Purpose: : RPE cells are exposed to numerous oxidants, including all-trans-retinal (ATR), a chromophore released in photoreceptors after photon absorption. ATR is the precursor of A2E, a fluorophore believed to cause RPE cell death, and ATR itself is reportedly toxic to RPE cells, yet its direct role in the pathogenesis of AMD is unclear. It is thought that chronic oxidative stress injures RPE cells, impairing their ability to regulate surface complement deposition leading to uncontrolled alternative complement pathway (AP) activation. In this study, we used an in vitro model to determine whether pre-treatment with ATR sensitizes primary human RPE (hRPE) cells to AP-induced cell death. Further, we explored the signal transduction pathways by which ATR and AP exert their cytotoxic effects.

Methods: : hRPE cells were treated with a non-lethal dose of ATR for 90 minutes, followed by 30-minute incubation with a complement-fixing antibody. Cells were then treated with C1q-depleted human serum (C1qD) to activate AP. After 90 minutes, the effect of ATR and AP activation on hRPE cell viability was assessed by tetrazolium salt (WST-1) and lactate dehydrogenase (LDH) release assays. Following the same treatment conditions, changes in ERK and P38 phosphorylation were examined by Western blot.
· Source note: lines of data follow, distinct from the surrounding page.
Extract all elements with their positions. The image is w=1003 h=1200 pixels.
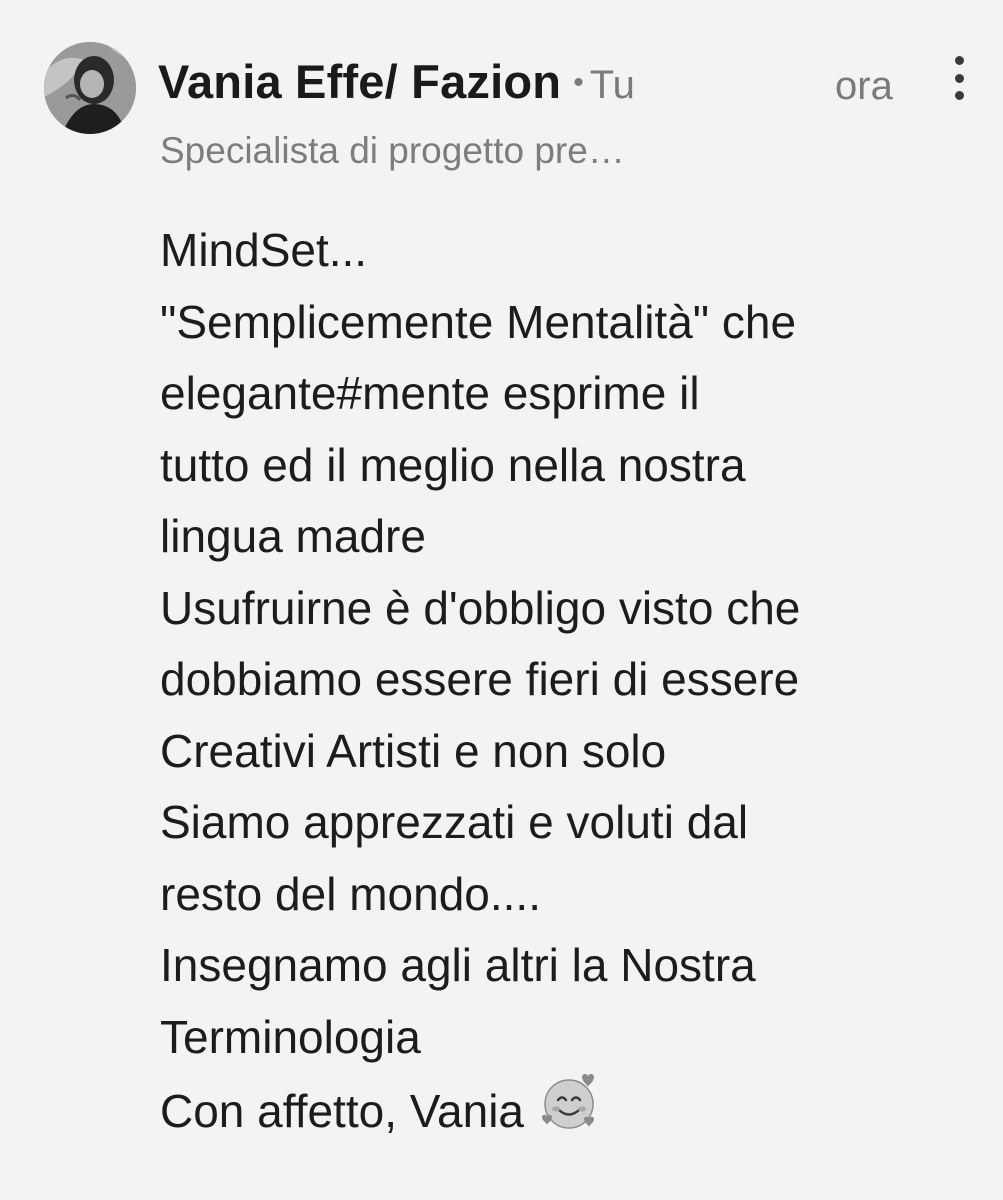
- separator-dot: •: [573, 66, 584, 99]
- more-dot-icon: [954, 91, 964, 100]
- smiling-face-with-hearts-icon: [538, 1073, 600, 1135]
- more-options-button[interactable]: [942, 56, 976, 100]
- comment-body: MindSet... "Semplicemente Mentalità" che…: [160, 215, 980, 1148]
- comment-body-line: Insegnamo agli altri la Nostra: [160, 939, 756, 991]
- comment-body-line: elegante#mente esprime il: [160, 367, 700, 419]
- more-dot-icon: [954, 56, 964, 65]
- comment-body-line: resto del mondo....: [160, 867, 541, 920]
- avatar[interactable]: [44, 42, 136, 134]
- comment-body-line: Creativi Artisti e non solo: [160, 724, 667, 777]
- more-dot-icon: [954, 73, 964, 83]
- comment-body-last-line: Con affetto, Vania: [160, 1073, 980, 1148]
- author-name[interactable]: Vania Effe/ Fazion: [158, 54, 561, 109]
- comment-body-line: Usufruirne è d'obbligo visto che: [160, 581, 801, 634]
- author-headline: Specialista di progetto pre…: [160, 130, 625, 171]
- comment-body-line: Siamo apprezzati e voluti dal: [160, 796, 749, 848]
- comment-timestamp: ora: [835, 64, 893, 108]
- comment-body-line: Terminologia: [160, 1010, 421, 1063]
- comment-card: Vania Effe/ Fazion • Tu ora Specialista …: [0, 0, 1003, 1200]
- comment-body-line: tutto ed il meglio nella nostra: [160, 438, 746, 491]
- comment-body-line: dobbiamo essere fieri di essere: [160, 653, 800, 705]
- avatar-photo-icon: [44, 42, 136, 134]
- comment-header: Vania Effe/ Fazion • Tu: [158, 54, 635, 120]
- author-relation: Tu: [589, 63, 635, 107]
- comment-signoff: Con affetto, Vania: [160, 1085, 525, 1137]
- comment-body-line: lingua madre: [160, 510, 426, 562]
- comment-body-line: "Semplicemente Mentalità" che: [160, 295, 797, 348]
- comment-body-line: MindSet...: [160, 224, 368, 276]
Results: : Treatment with ATR alone caused a dose-dependent decrease in hRPE cell viability, as determined by LDH release and WST-1 assays. AP activation alone also caused hRPE cell death. In both LDH (p<0.01) and WST-1 (p<0.005) assays, AP activation in hRPE cells pre-treated with a non-lethal dose of ATR decreased viability more than the additive effect of both independent treatments. Following the same treatment conditions, when measured 5 minutes after C1qD addition, P38 phosphorylation increased, while ERK phosphorylation decreased.

Conclusions: : We have shown that ATR causes dose-dependent cell death in hRPE cells. More importantly, at a non-lethal dose, ATR sensitizes hRPE cells to the cytotoxic effects of AP activation and when combined, the two synergistically cause hRPE cell death. Although their role in ATR and AP-induced hRPE cell death is not yet defined, P38 and ERK may be important mediators and represent potential targets to inhibit the oxidative stress and complement-induced injury that contributes to AMD.